According to lawyers representing Holland, the court found that Ziobro violated the director’s personal rights by comparing her work to Nazi and Soviet propaganda.
Under the first-instance ruling, he must post an apology on X in which he acknowledges repeated violations of her good name, dignity, artistic work and reputation.
The court also ordered him to pay PLN 50,000 (around EUR 12,000) to the Children of the Holocaust Association, a group that brings together Holocaust survivors who at the outbreak of World War II were 13 years of age or younger, or were born during the war, and works to preserve the memory of the Holocaust and Jewish life in Poland.
The dispute began in the fall of 2023, when Ziobro, then serving as justice minister in the Law and Justice (PiS) government, attacked Holland and her film on social media.
In one post, he suggested that Nazi Germany had once used propaganda films to portray Poles as criminals and that “today they have Agnieszka Holland for that.”
In another, he wrote that Soviet and Nazi propagandists had used film to destroy Poland’s image, adding that the authors had changed but the methods had not.
Holland responded by filing a civil lawsuit for the protection of personal rights, a legal procedure in Poland used in cases involving damage to reputation, dignity or other nonmaterial interests.
Her lawyer, Sylwia Gregorczyk-Abram, said the case may still lead to an appeal because one member of the judicial panel was appointed through what critics describe as a flawed procedure involving the National Council of the Judiciary (KRS), the body that recommends judges for appointment.
Lawyers for Holland had sought that person’s exclusion from the case from the start of the proceedings.
Holland is one of Poland's most internationally acclaimed film directors and screenwriters.
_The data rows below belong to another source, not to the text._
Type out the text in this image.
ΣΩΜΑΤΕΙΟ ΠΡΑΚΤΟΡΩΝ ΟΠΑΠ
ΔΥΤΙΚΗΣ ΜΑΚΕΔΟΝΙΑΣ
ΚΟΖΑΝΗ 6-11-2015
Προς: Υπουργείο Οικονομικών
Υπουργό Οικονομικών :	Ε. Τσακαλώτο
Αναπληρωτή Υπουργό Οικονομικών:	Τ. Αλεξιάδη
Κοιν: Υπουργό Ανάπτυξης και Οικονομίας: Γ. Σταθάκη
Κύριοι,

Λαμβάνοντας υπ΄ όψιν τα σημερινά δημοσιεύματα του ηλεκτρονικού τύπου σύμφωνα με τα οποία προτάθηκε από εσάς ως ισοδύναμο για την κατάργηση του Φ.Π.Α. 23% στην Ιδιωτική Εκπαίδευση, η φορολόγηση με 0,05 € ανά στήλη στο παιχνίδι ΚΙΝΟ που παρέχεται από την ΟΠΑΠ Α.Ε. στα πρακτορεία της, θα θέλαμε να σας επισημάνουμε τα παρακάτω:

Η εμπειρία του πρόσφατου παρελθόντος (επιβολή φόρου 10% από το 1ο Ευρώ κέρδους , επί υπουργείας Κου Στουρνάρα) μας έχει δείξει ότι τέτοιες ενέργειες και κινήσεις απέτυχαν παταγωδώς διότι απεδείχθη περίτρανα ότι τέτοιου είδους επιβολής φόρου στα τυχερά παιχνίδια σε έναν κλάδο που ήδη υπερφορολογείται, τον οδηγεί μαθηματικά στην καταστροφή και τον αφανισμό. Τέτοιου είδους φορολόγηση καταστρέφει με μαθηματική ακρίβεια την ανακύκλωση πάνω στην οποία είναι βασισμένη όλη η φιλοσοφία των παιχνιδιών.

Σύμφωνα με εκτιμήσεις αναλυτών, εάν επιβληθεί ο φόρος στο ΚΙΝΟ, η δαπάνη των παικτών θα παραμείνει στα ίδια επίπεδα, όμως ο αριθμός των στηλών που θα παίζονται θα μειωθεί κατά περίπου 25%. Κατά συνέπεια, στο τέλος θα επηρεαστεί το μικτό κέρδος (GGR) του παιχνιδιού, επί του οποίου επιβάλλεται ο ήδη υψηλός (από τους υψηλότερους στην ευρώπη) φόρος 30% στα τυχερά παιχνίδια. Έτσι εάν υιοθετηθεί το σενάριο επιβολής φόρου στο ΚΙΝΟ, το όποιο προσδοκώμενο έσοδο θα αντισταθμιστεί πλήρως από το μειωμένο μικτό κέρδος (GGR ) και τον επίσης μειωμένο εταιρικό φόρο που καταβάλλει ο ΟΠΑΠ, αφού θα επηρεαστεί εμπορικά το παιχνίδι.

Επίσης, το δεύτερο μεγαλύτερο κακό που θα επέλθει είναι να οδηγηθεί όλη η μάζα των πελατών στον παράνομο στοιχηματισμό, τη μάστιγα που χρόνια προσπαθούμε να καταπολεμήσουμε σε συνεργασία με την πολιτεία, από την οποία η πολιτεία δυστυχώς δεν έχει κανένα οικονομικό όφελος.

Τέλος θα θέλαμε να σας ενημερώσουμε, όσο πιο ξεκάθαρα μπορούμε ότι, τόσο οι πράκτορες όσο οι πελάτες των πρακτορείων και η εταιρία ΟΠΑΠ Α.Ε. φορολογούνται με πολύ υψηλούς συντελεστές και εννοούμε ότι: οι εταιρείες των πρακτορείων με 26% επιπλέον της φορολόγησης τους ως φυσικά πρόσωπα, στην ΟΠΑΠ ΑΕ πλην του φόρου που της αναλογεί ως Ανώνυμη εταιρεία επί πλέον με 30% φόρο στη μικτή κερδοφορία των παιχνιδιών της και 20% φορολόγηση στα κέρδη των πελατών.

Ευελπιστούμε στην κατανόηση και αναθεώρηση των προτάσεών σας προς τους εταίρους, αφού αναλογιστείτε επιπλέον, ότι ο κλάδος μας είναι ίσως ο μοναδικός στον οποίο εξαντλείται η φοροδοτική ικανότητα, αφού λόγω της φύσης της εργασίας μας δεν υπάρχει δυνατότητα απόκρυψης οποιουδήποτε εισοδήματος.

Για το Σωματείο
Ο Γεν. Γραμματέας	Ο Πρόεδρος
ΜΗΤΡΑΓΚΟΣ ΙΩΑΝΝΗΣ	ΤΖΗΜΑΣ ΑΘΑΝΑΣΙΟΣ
Her Green Border deals with humanitarian and political tensions surrounding a migration crisis engineered by the Belarusian regime and exacerbated by actions of the Polish government.
British newspaper The Guardian called the film a "formidable, furious masterpiece." Green Border won the Special Jury Prize at the 80th Venice International Film Festival. It became one of Poland’s most politically charged films in 2023, condemned by officials in the right-wing government at the time.